The Bill would completely undermine the long established and carefully developed systems of independent regulation in this country. The overall objective of economic regulation in markets where there are traditionally natural monopolies is to create the conditions for competition to emerge and to help drive down prices. No more than the Fine Gael initiative to create 100,000 jobs, which are fictitious, this Bill will not do anything to serve the best interests of the Irish people. We can only achieve the objective of this Bill through greater competition and by driving down prices. In the transport area huge subsidiaries are paid to transport organisations such as Iarnród Éireann, Bus Éireann and so on. Reducing costs in this area, as proposed in the Bill, would simply ensure that we would have to pay greater amounts. There is a way forward by way of competition to make more efficient the services we provide.

It is appropriate that yesterday's editorial of The Wall Street Journal outlines the futility of legislation such as this. Its editorial is headed "The Irish Example Dublin is Showing other Indebted Governments how to cut Spending". It shows that the approach that has been taken by Fine Gael in Opposition has been populist and has attempted to create an impression among people that the situation in the country can be improved with these kinds of fictitious proposals. Yesterday's editorial of that newspaper states:

On the surface, Ireland is in the same trouble as its euro brethren, if not worse. Its deficit-to-GDP ratio last year hit 14.3%, meaning its apparent ability to pay its bills was even more dubious than Greece's. This small, open economy was hit early and deeply by the financial crisis, and its credit-driven construction bubble popped to reveal a pile of uncovered entitlement promises. Dublin along with just about every other red-ink-spattered national treasury, responded by making all the right noises about cutting spending.

So what makes Ireland special? Its political leaders are doing it - and have been since October 2008. The "Celtic Tiger" economy was born out of Ireland's last fiscal crisis in the mid-1980s, another tale of runaway public spending. That eventually spawned supply-side tax cuts to restart private-sector initiative, which allowed for uninterrupted growth from 1994 through 2007.

But while Dublin had learned the importance of non-government enterprise ... [and it goes on.]

It also states:

Athens, Madrid, Lisbon, Rome and the rest have begun to follow suit, finally having caught on that they can't spend their way back to prosperity. The last year-and-a-half of Irish asceticism is now seen as Europe's Ghost of Frugality Future, and politicians around Europe could do worse than to look at Ireland's cuts as a model.
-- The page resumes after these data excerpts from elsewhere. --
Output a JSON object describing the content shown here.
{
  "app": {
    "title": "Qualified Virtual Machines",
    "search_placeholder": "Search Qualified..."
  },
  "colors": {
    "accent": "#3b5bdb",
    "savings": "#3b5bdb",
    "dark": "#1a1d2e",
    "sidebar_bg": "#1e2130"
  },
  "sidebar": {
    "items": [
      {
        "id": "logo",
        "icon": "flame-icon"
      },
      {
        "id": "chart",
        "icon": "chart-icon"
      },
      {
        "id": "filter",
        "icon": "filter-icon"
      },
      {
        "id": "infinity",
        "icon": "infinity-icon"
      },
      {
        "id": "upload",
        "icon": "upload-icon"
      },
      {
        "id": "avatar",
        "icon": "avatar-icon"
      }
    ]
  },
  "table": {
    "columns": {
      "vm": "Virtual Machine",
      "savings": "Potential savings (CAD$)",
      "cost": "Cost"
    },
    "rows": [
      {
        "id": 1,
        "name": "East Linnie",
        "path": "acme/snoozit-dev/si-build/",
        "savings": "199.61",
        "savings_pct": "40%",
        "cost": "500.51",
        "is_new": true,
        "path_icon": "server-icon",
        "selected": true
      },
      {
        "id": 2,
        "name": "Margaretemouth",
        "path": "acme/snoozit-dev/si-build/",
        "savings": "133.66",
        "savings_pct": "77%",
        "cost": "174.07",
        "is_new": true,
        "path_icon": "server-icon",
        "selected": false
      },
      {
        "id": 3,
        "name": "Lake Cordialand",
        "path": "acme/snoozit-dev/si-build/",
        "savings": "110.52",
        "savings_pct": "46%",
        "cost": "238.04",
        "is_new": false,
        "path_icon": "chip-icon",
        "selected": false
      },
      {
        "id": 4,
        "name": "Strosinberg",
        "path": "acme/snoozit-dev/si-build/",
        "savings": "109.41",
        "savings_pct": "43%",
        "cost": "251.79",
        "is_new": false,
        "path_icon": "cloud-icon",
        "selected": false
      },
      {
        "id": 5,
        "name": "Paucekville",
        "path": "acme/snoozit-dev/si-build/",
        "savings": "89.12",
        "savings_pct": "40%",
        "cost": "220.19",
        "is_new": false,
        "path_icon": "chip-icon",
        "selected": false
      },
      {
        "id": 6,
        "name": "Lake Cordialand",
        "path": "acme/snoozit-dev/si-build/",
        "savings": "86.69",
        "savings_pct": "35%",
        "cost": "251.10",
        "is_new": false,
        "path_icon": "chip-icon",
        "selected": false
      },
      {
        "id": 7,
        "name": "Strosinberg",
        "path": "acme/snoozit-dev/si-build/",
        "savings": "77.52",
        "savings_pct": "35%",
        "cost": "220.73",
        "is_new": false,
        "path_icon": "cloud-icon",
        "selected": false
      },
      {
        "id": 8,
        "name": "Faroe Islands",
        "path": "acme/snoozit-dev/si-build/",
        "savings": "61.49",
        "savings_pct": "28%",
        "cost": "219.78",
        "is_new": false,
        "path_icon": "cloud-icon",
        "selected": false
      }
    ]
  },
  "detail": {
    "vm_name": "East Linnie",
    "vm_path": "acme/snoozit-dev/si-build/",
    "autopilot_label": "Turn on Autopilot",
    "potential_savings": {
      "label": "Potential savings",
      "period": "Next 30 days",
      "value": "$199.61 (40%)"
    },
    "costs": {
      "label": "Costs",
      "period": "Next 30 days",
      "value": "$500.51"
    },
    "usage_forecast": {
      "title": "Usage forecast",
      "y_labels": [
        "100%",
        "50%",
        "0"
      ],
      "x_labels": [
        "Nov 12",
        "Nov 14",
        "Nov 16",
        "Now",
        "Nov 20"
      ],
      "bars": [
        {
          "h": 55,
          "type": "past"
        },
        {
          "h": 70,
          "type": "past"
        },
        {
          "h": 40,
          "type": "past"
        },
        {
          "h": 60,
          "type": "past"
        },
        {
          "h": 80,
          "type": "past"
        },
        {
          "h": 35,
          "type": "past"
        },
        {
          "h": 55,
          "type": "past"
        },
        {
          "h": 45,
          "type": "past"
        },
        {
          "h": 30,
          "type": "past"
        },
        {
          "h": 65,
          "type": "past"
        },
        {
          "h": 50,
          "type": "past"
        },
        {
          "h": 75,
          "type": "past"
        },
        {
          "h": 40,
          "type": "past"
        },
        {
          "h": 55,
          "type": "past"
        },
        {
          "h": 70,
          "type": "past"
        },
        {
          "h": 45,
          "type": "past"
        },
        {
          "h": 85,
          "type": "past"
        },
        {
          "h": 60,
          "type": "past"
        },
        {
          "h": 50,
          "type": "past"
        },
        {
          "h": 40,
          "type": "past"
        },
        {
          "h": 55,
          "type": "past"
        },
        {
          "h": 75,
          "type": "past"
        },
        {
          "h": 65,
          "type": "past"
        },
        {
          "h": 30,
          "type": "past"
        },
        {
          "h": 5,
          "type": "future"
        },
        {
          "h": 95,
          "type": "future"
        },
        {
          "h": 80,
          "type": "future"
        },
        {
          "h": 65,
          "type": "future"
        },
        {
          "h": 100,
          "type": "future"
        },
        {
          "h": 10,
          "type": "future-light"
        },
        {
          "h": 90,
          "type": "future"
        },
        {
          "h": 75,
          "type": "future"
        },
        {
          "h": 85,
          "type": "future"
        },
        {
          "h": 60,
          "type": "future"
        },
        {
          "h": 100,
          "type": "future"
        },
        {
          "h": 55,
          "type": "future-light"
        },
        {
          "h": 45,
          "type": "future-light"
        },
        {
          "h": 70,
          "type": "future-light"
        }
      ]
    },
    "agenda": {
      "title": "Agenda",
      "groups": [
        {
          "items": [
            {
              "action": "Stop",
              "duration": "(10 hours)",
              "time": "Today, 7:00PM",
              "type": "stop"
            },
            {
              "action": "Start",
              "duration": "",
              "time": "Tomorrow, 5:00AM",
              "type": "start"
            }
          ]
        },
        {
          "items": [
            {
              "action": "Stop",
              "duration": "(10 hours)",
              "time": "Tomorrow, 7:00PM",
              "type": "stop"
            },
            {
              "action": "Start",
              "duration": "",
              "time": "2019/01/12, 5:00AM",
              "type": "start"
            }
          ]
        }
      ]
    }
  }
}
In that editorial The Wall Street Journal - probably one of the most respected newspapers in the world - has cited the example of what is being done in Ireland as the way for countries to get out of their economic difficulties. It would not be writing that kind of editorial if we were to follow the type of policy we have heard proposed by Fine Gael in this House during recent months. This Bill is typical of that policy; it has put forward a populist-type proposal to cut costs across the spectrum. That will not get us out of our economic difficulties, rather it will ensure we will face challenges for many more years than we will have to if we continue with the tight, fiscal and financial reforms in which we are now engaged.